Moreover, an even more significant problem is the lack of concrete information to show the extent of VAW in the country, as many cases of violence against women often go unreported due to women victims’ “culture of silence.” Many of the victims are ashamed to relate their experiences. In contrast, others tend to dismiss their ordeal due to their lack of faith in the country’s justice system caused by frustrations over the lack of results in filing complaints.


Several government mechanisms have already been put in place to address VAW. Non-government organizations also take part in this crusade. It is uncertain when this trend will diminish in the Philippine setting, but as long as current efforts to fight VAW are sustained, hope could be set high.


Impacts of VAW


VAW strikes the personhood of women

It does not only affect women’s physical and reproductive health but especially their mental and emotional state. It has caused women to feel ashamed and lose their self-esteem. It threatens women’s personal security.


VAW limits human development

It jeopardizes women’s health and curbs their capacity to participate in social development. Working women’s productivity decreases due to frequent absences resulting from VAW. VAW is responsible for one out of every five healthy days of life lost to women of reproductive age.

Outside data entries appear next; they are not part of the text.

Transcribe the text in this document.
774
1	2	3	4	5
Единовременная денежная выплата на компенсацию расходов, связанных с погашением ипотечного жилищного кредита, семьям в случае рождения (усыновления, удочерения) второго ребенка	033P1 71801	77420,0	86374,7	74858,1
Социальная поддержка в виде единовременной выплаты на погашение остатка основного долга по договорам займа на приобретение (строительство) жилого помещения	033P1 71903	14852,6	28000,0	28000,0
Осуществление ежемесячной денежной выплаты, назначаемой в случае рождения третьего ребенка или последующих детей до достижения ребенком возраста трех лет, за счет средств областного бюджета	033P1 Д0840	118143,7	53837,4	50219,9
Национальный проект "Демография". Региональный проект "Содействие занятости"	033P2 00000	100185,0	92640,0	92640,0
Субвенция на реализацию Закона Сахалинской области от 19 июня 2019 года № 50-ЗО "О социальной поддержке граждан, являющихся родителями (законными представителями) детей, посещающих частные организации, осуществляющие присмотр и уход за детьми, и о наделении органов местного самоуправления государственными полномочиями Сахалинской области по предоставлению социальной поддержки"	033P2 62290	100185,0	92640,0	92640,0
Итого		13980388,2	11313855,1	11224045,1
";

VAW further drains the country’s financial resources

The Philippines spent an estimated P6 billion pesos in 2002 to treat VAW survivors. This amount covered the medical treatment of VAW injuries, psychological therapies and programs for survivors, maintenance of shelters, cost of legal and court proceedings to prosecute perpetrators, training costs of service providers, and other indirect social costs to family members of VAW survivors and perpetrators.


VAW is an issue of governance

A state promotes good governance when it makes effective remedies available to eliminate VAW in the homes, communities, and the state.